D’historique, le Congo depuis son indépendance se singularise par une culture politique violente pour l’accession à la magistrature suprême et une redistribution inégale de ses richesses. La minorité qui dirige le fait en s’appuyant sur la tribu excluant de facto la majorité de la population de l’exercice du pouvoir. C’est ce que nous appelons le tribalisme, synonyme d’exclusion. De culturelle, les multiples coutumes du Nord au Sud, de l’Est à l’Ouest, nous rendent différents les uns des autres. Gageons qu’avec le métissage dû à la compréhension de l’autre et des mariages interethniques, nous nous rapprocherons de plus en plus. La langue est notre plus grand atout. Malgré nos dialectes multiples, le lingala et le kituba (ou munukutuba) font vibrer en nous cette fibre congolaise. Nous pouvons nous comprendre sans artifice. De la religion que nous recevons en héritage de nos parents, nous sommes chrétiens en majorité, le Christ notre Seigneur nous réunit dans nos églises. Bien que maintenant certaines sectes concurrencent nos vieilles églises et nos vieux temples. Point de projet politique ne pointe à l’horizon, pour certains la victoire est toujours au bout du fusil. C’est là notre drame.

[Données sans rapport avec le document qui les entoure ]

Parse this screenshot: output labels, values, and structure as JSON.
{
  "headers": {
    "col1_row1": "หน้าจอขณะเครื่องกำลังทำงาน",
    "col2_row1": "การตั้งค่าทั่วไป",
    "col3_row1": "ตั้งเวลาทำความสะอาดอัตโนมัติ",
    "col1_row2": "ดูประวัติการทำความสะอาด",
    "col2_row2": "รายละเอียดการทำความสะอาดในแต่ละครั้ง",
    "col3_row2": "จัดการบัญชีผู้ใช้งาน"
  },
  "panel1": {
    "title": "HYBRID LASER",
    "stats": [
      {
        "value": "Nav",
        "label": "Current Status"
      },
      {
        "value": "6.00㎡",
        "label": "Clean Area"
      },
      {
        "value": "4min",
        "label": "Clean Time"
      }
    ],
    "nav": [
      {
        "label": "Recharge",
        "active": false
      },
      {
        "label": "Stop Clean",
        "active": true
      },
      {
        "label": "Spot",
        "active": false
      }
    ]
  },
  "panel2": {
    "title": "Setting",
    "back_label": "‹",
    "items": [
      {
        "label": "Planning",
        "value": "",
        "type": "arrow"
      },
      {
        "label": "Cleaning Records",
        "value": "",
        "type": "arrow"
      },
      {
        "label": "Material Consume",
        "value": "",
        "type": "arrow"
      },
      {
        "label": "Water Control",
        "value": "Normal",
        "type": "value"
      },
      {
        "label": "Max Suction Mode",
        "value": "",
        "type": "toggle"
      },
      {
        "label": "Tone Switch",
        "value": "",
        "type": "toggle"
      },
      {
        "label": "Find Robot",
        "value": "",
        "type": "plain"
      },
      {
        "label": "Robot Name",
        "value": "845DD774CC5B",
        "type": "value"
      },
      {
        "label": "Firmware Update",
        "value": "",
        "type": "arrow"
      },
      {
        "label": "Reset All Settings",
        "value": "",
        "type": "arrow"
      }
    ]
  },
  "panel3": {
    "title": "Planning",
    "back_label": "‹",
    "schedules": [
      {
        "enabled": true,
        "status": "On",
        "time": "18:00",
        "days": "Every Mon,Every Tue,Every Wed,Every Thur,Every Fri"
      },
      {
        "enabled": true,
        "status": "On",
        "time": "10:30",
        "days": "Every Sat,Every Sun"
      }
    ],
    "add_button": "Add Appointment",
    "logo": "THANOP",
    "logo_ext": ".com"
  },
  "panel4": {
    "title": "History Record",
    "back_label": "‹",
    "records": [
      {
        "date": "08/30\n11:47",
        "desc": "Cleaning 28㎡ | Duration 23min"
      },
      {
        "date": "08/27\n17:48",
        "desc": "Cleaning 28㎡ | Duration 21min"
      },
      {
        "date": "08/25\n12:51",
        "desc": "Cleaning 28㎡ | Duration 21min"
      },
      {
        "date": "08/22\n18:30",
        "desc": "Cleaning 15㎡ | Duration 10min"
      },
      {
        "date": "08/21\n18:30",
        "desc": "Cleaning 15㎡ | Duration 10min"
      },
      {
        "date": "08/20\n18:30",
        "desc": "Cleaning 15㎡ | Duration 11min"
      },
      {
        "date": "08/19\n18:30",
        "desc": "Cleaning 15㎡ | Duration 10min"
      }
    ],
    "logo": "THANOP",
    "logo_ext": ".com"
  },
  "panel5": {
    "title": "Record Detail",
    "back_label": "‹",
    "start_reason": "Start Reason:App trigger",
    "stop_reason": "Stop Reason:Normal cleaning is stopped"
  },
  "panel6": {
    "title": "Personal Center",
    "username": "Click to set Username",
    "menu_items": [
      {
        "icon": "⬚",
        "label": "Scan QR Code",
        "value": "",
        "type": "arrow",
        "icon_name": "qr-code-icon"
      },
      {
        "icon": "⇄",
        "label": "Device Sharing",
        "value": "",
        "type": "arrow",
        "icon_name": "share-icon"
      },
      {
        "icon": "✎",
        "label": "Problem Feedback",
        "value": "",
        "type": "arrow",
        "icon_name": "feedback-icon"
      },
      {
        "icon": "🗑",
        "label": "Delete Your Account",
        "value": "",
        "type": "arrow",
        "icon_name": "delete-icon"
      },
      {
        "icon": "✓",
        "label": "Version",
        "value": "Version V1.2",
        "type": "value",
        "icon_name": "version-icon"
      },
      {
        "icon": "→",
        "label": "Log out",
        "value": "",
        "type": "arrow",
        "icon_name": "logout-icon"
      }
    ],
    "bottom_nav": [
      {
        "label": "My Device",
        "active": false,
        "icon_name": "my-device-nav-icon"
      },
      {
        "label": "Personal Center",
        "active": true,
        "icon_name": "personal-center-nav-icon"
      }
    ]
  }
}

L’état congolais post colonial a eu du mal à construire une nation congolaise, trait d’union de tous les congolais, en tenant compte de ces différents thèmes ci-dessus évoqués afin que nous nous sentions appartenir à une nation. Les gouvernements congolais successifs, minoritaires, car basés sur la tribu, n’ont pas su gérer la diversité. La société civile et le secteur privé congolais qui font la richesse d’un pays n’ont jamais trouvé de place dans un monde où l’homme politique est omniprésent et omnipotent. Il est difficile dans ce contexte d’affirmer son appartenance à un état souverain. La nation c’est plus que le gouvernement, comme le tout est plus que la somme des parties. Nous devrions sortir de la dictature de l’urgence qui est la « municipalisation accélérée » pour penser notre projet de société digne qui devrait être réfléchi, formulé en tenant compte de nos besoins et de notre avenir. Les signes avant-coureurs de la crise congolaise ne sont pas suffisamment pris en compte. De tous les scénarii, seuls les plus optimistes sont proposés, refoulant les plus pessimistes sans pour autant comprendre comment les écarter ou les surmonter. C’est là aussi l’une de nos faiblesses.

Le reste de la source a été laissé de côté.